State Key Laboratory of Natural Medicines, Department of Organic Chemistry, China Pharmaceutical University , Nanjing, 210009, P. R. China.
Org Lett. 2017 Jul 7;19(13):3470-3473. doi: 10.1021/acs.orglett.7b01457. Epub 2017 Jun 9.
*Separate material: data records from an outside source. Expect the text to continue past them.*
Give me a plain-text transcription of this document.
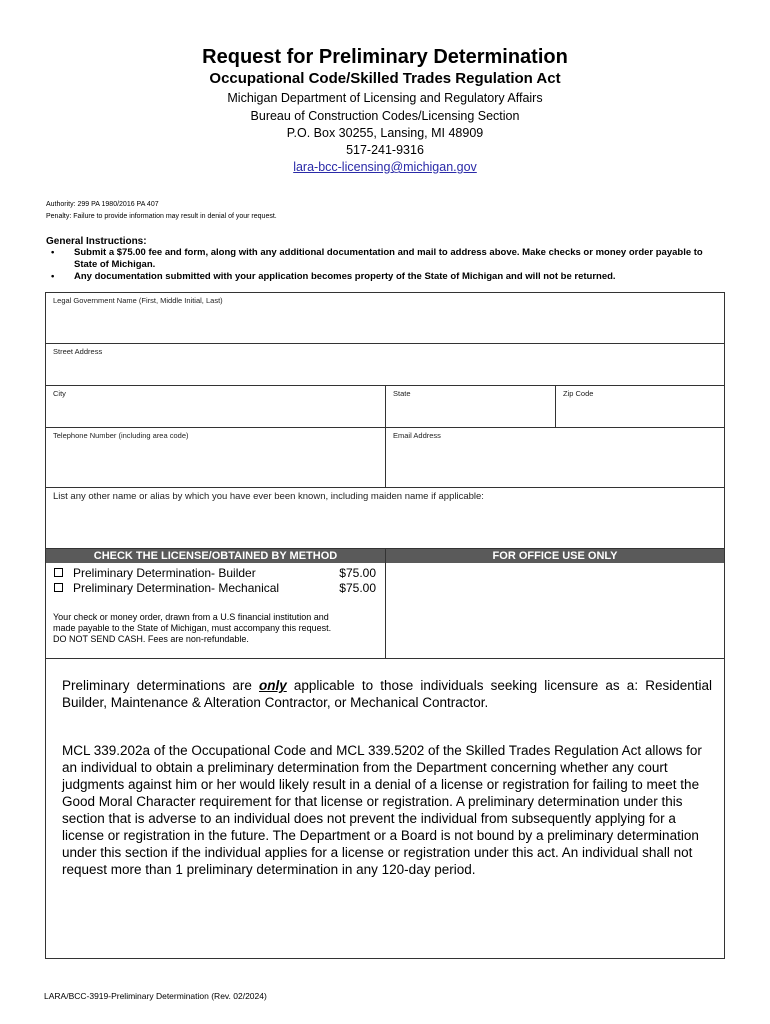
Request for Preliminary Determination
Occupational Code/Skilled Trades Regulation Act
Michigan Department of Licensing and Regulatory Affairs
Bureau of Construction Codes/Licensing Section
P.O. Box 30255, Lansing, MI 48909
517-241-9316
lara-bcc-licensing@michigan.gov
Authority: 299 PA 1980/2016 PA 407
Penalty: Failure to provide information may result in denial of your request.
General Instructions:
• Submit a $75.00 fee and form, along with any additional documentation and mail to address above. Make checks or money order payable to State of Michigan.
• Any documentation submitted with your application becomes property of the State of Michigan and will not be returned.
Legal Government Name (First, Middle Initial, Last)
Street Address
City	State	Zip Code
Telephone Number (including area code)	Email Address
List any other name or alias by which you have ever been known, including maiden name if applicable:
CHECK THE LICENSE/OBTAINED BY METHOD	FOR OFFICE USE ONLY
Preliminary Determination- Builder	$75.00
Preliminary Determination- Mechanical	$75.00
Your check or money order, drawn from a U.S financial institution and
made payable to the State of Michigan, must accompany this request.
DO NOT SEND CASH. Fees are non-refundable.
Preliminary determinations are only applicable to those individuals seeking licensure as a: Residential Builder, Maintenance & Alteration Contractor, or Mechanical Contractor.
MCL 339.202a of the Occupational Code and MCL 339.5202 of the Skilled Trades Regulation Act allows for an individual to obtain a preliminary determination from the Department concerning whether any court judgments against him or her would likely result in a denial of a license or registration for failing to meet the Good Moral Character requirement for that license or registration. A preliminary determination under this section that is adverse to an individual does not prevent the individual from subsequently applying for a license or registration in the future. The Department or a Board is not bound by a preliminary determination under this section if the individual applies for a license or registration under this act. An individual shall not request more than 1 preliminary determination in any 120-day period.
LARA/BCC-3919-Preliminary Determination (Rev. 02/2024)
An unprecedented formal [3 + 4] annulation of α,β-unsaturated acyl azoliums with 2-aminobenzenethiols has been utilized to synthesize enantioenriched N-H-free 1,5-benzothiazepines, which are recognized as privileged structures in numerous biologically active scaffolds. This protocol offers a rapid and direct pathway to access the target compounds with high enantioselectivities and has been applied in the concise synthesis of chiral drug (R)-thiazesim.
已利用α,β-不饱和酰基氮杂环丁烷与 2-氨基苯硫酚的空前的[3 + 4]环化反应,来合成对映体富集的无 N-H 的 1,5-苯并噻嗪,它们被认为是许多生物活性支架中的重要结构。该方案提供了一条快速而直接的途径来获得具有高对映选择性的目标化合物,并已应用于手性药物 (R)-噻嗪西姆的简洁合成中。